Fourth, school fees may discourage NPRs from bringing their families with them. Family separation goes against the objectives of the Immigration and Refugee Protection Act.
Moreover, international students help fund Alberta’s post-secondary education system with higher tuition fees. So, is it fair to charge children of NPRs to attend K-12?
The political conversation conveniently skips over the fact that temporary residents already pay into public services in many ways.
Anyone, including NPRs, who spends more than 183 days in Canada in a year is considered a tax resident and must pay taxes on their global income in Canada. In 2020, 890,200 temporary residentsreported positive employment income on their tax returns.
Plus, temporary residents pay indirect taxes (GST or PST/HST, depending on the province) on nearly everything they buy. Many NPRs also contribute to CPP and EI, often without drawing the full range of benefits.
Between 2019 and 2023, Alberta cut funding for post-secondary education by more than half a billion dollars.
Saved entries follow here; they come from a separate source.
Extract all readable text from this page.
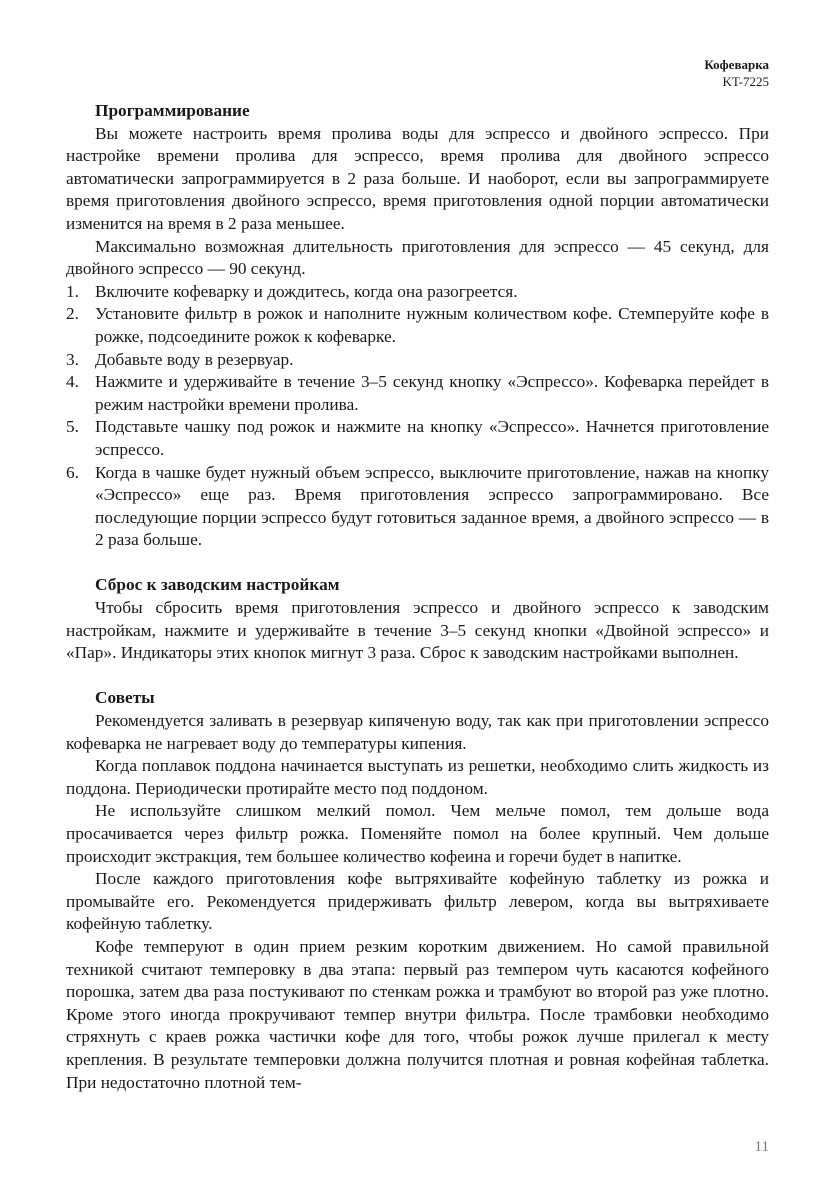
Кофеварка
KT-7225
Программирование

Вы можете настроить время пролива воды для эспрессо и двойного эспрессо. При настройке времени пролива для эспрессо, время пролива для двойного эспрессо автоматически запрограммируется в 2 раза больше. И наоборот, если вы запрограммируете время приготовления двойного эспрессо, время приготовления одной порции автоматически изменится на время в 2 раза меньшее.

Максимально возможная длительность приготовления для эспрессо — 45 секунд, для двойного эспрессо — 90 секунд.

1. Включите кофеварку и дождитесь, когда она разогреется.
2. Установите фильтр в рожок и наполните нужным количеством кофе. Стемперуйте кофе в рожке, подсоедините рожок к кофеварке.
3. Добавьте воду в резервуар.
4. Нажмите и удерживайте в течение 3–5 секунд кнопку «Эспрессо». Кофеварка перейдет в режим настройки времени пролива.
5. Подставьте чашку под рожок и нажмите на кнопку «Эспрессо». Начнется приготовление эспрессо.
6. Когда в чашке будет нужный объем эспрессо, выключите приготовление, нажав на кнопку «Эспрессо» еще раз. Время приготовления эспрессо запрограммировано. Все последующие порции эспрессо будут готовиться заданное время, а двойного эспрессо — в 2 раза больше.
Сброс к заводским настройкам

Чтобы сбросить время приготовления эспрессо и двойного эспрессо к заводским настройкам, нажмите и удерживайте в течение 3–5 секунд кнопки «Двойной эспрессо» и «Пар». Индикаторы этих кнопок мигнут 3 раза. Сброс к заводским настройками выполнен.

Советы

Рекомендуется заливать в резервуар кипяченую воду, так как при приготовлении эспрессо кофеварка не нагревает воду до температуры кипения.

Когда поплавок поддона начинается выступать из решетки, необходимо слить жидкость из поддона. Периодически протирайте место под поддоном.

Не используйте слишком мелкий помол. Чем мельче помол, тем дольше вода просачивается через фильтр рожка. Поменяйте помол на более крупный. Чем дольше происходит экстракция, тем большее количество кофеина и горечи будет в напитке.

После каждого приготовления кофе вытряхивайте кофейную таблетку из рожка и промывайте его. Рекомендуется придерживать фильтр левером, когда вы вытряхиваете кофейную таблетку.

Кофе темперуют в один прием резким коротким движением. Но самой правильной техникой считают темперовку в два этапа: первый раз темпером чуть касаются кофейного порошка, затем два раза постукивают по стенкам рожка и трамбуют во второй раз уже плотно. Кроме этого иногда прокручивают темпер внутри фильтра. После трамбовки необходимо стряхнуть с краев рожка частички кофе для того, чтобы рожок лучше прилегал к месту крепления. В результате темперовки должна получится плотная и ровная кофейная таблетка. При недостаточно плотной тем-

11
This funding gap was bridged by international tuition fees. International undergraduates in Canada pay roughly $41,746 a year in tuition on average, compared with about $7,734 for domestic students.
Government of Canada estimated that international students contributed $37.3 billion in total spending in 2022 (including tuition, housing, travel, and other spending). Their GDP contribution was 1.2 per cent of the national economy. Student spending also supported about 361,230 jobs and generated around $7.4 billion in tax revenue. Similar spending patterns apply to work permit holders and other NPRs.
The argument that non-permanent residents, who make up 5.8% of the population, are causing fiscal strain simply does not hold up.
Temporary residents eligible for publicly funded services in Alberta are also likely taxpayers. They pay income tax, sales tax, and significantly higher post-secondary tuition. NPRs use fewer health resources, are younger, and fill critical gaps in Alberta’s labour force.
The data does not support the claim that non-permanent residents are taking from the system without giving anything back. If anything, it shows just how much Canada relies on temporary residents.
So, when temporary residents contribute to the economy, why should they be entitled to fewer public services?